Bugzilla – Bug 1164617
sendfile(2) does no longer work after switching NIC from e1000e to r8169
Last modified: 2020-02-23 01:27:45 UTC
Recently I added a r8169 PCI-E nic to my home server machine, because the onboard e1000e was starting to act up weird.

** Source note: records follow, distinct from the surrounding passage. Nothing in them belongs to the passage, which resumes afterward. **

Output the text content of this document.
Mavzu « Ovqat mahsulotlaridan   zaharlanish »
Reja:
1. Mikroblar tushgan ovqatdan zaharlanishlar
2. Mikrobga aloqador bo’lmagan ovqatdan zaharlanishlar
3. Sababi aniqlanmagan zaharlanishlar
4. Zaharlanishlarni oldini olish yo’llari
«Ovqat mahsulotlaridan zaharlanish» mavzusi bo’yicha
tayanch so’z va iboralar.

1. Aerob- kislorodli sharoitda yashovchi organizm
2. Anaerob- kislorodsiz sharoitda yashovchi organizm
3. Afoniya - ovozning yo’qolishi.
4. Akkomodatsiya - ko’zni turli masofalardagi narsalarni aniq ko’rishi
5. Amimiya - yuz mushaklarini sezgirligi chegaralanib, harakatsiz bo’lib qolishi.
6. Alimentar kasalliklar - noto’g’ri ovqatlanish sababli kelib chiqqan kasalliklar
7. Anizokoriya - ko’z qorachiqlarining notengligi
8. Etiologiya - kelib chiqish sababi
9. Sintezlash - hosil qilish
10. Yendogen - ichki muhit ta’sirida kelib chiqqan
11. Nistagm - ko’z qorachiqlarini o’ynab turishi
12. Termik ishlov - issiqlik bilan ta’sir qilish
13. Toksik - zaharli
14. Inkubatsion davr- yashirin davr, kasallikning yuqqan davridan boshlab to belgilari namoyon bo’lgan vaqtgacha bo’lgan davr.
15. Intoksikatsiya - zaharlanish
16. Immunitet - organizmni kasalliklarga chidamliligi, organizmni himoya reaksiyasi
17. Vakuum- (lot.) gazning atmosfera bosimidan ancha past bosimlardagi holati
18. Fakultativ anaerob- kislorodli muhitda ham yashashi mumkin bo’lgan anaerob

A day later, the content of my apache webserver looked "strange". Finally, using strace on httpd-prefork, I found this: [pid 16528] openat(AT_FDCWD, "/srv/www/htdocs/owncloud/core/img/loading-dark.gif", O_RDONLY|O_CLOEXEC) = 22 [pid 16528] read(21, 0x5587151055c8, 8000) = -1 EAGAIN (Resource temporarily unavailable) [pid 16528] setsockopt(21, SOL_TCP, TCP_CORK, [1], 4) = 0 [pid 16528] writev(21, [{iov_base="HTTP/1.1 200 OK\r\nDate: Sat, 22 F"..., iov_len=234}], 1) = 234 [pid 16528] sendfile(21, 22, [0], 2316) = -1 EOPNOTSUPP (Operation not supported) [pid 16528] setsockopt(21, SOL_TCP, TCP_CORK, [0], 4) = 0 [pid 16528] write(15, "192.168.200.12 - - [22/Feb/2020:"..., 126) = 126 curl complained about a short read for this: seife@strolchi:~> curl -v http://server/owncloud/core/img/loading-dark.gif * Trying 192.168.200.1:80... * TCP_NODELAY set * Connected to server (192.168.200.1) port 80 (#0) > GET /owncloud/core/img/loading-dark.gif HTTP/1.1 > Host: server > User-Agent: curl/7.68.0 > Accept: */* > * Mark bundle as not supporting multiuse < HTTP/1.1 200 OK < Date: Sat, 22 Feb 2020 09:08:59 GMT < Server: Apache/2.4.33 (Linux/SUSE) < Last-Modified: Wed, 03 Jul 2019 11:17:17 GMT < ETag: "90c-58cc501036940" < Accept-Ranges: bytes < Content-Length: 2316 < Content-Type: image/gif < * transfer closed with 2316 bytes remaining to read * Closing connection 0 curl: (18) transfer closed with 2316 bytes remaining to read Then I switched the default apache config to use "EnableSendfile off" and now everything works fine again. Kernel is Linux server 4.12.14-lp151.28.36-default #1 SMP Fri Dec 6 13:50:27 UTC 2019 (8f4a495) x86_64 x86_64 x86_64 GNU/Linux This worked "forever" before switching the NIC. I am pretty sure that I did not change anything but the NIC between the working and the non-working state.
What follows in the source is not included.